Huge value play and fat 5% yield
CIBC has been one of the most attractive dividend plays on the TSX. Its yield currently is over the 5% mark and has a current P/E that is nearing the single digits. There are many negative headwinds that the Canadian banks are facing right now which has caused the stock to be a great contrarian play for long-term dividend investors. CIBC currently trades at a P/E of 10.01 which is currently lower than its five-year historical average of 11.0. Its P/B is at 1.7 which is cheaper than its five-year historical average of 2.2. The dividend also is 0.66% higher at 5.16% than its historical mean of 4.5%. This dividend is one of the safest in the Canadian market. CIBC has hiked its dividend for five consecutive quarters and raised its annual dividend for five straight years. CIBC pays out up to 50% of its net earnings so if its earnings can continue to grow in the coming years so will the dividend.
Strong 2015 numbers despite Canada's recession woes
Given that Canada was in a recession in 2015, CIBC reported fairly strong financial results. When compared to fiscal 2014, the adjusted net income increased 4.5% to $3.8 billion. The EPS increased 5.7% to $9.45. Total assets under management increased 12.2% to $170.5 billion. Book value per share increased 15.7% to $51.52. In the last year, CIBC's ROE was 20.6% which beat its peers in the Canadian banking industry with an average of 16.1%. We are indeed looking at a company with solid financials that's at a 25% discount compared to TD Bank which is the most expensive Canadian bank.

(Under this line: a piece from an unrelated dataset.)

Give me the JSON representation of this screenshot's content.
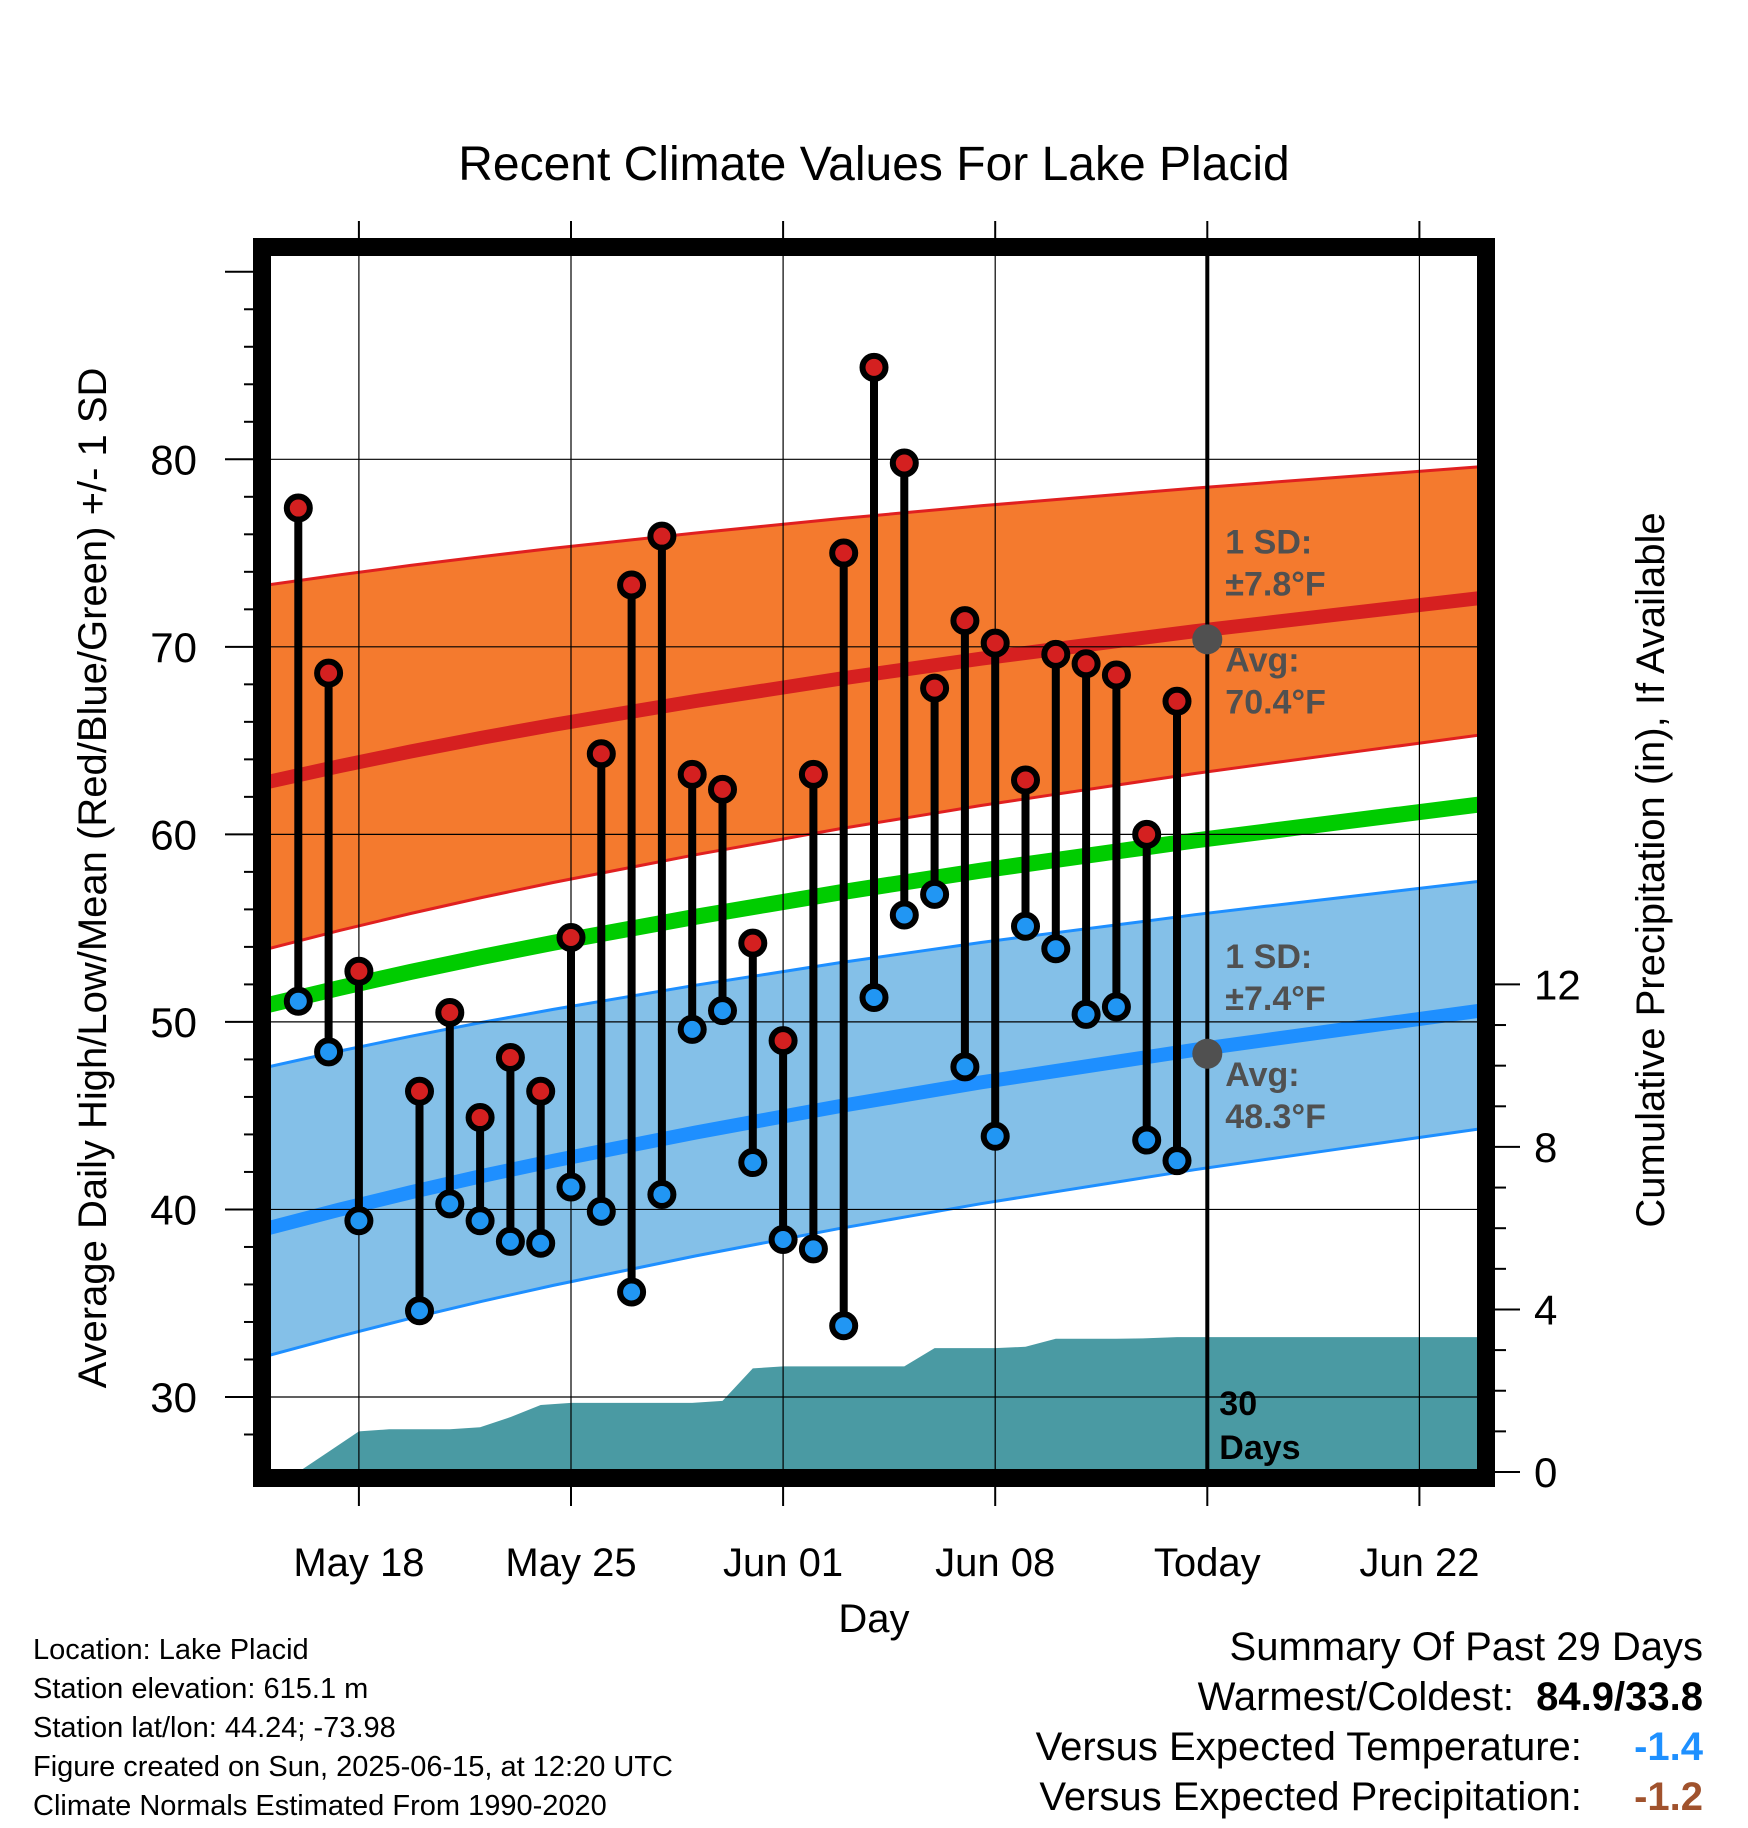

Risk vs. Reward Analysis: Is the risk of CIBC's large exposure to the Canadian housing market worth its cheap valuation?
There's no question that the Canadian housing market is inflated right now. Shark tank host and well known investor Kevin O'Leary is projecting that Canadian housing will not generate any additional return for another five years down the road. This is a big concern for CIBC since there is risk that if a Canadian housing collapse occurs then CIBC will be hit the hardest of all five big Canadian banks. If you believe that the housing market will remain flat for the next five years then CIBC will have slightly weaker growth advancing forward. However if you believe Canada's housing market will crash violently then you should stay away from CIBC because the stock will most likely crash hardest among its peers since it holds a huge number of Canadian mortgages. CIBC also is heavily exposed to the poor Canadian economy which is struggling right now with low oil prices. CIBC has over $17 billion in direct exposure to the energy sector, with 20% of the loans not being investment grade "junk."
The current price of CIBC is $63 per share. I think CIBC could see more downside in the months going forward and we will see a better entry point in mid 2016. If you currently hold the stock I would continue to hang onto it. If you are looking for a high dividend paying stock with a cheap valuation then your best bet would be to buy small portions of CIBC as it continues to decline going into 2016. However personally I would just wait on the sidelines at this point given the huge risk put forth on global markets.
Disclosure: I/we have no positions in any stocks mentioned, and no plans to initiate any positions within the next 72 hours.
I wrote this article myself, and it expresses my own opinions. I am not receiving compensation for it (other than from Seeking Alpha). I have no business relationship with any company whose stock is mentioned in this article.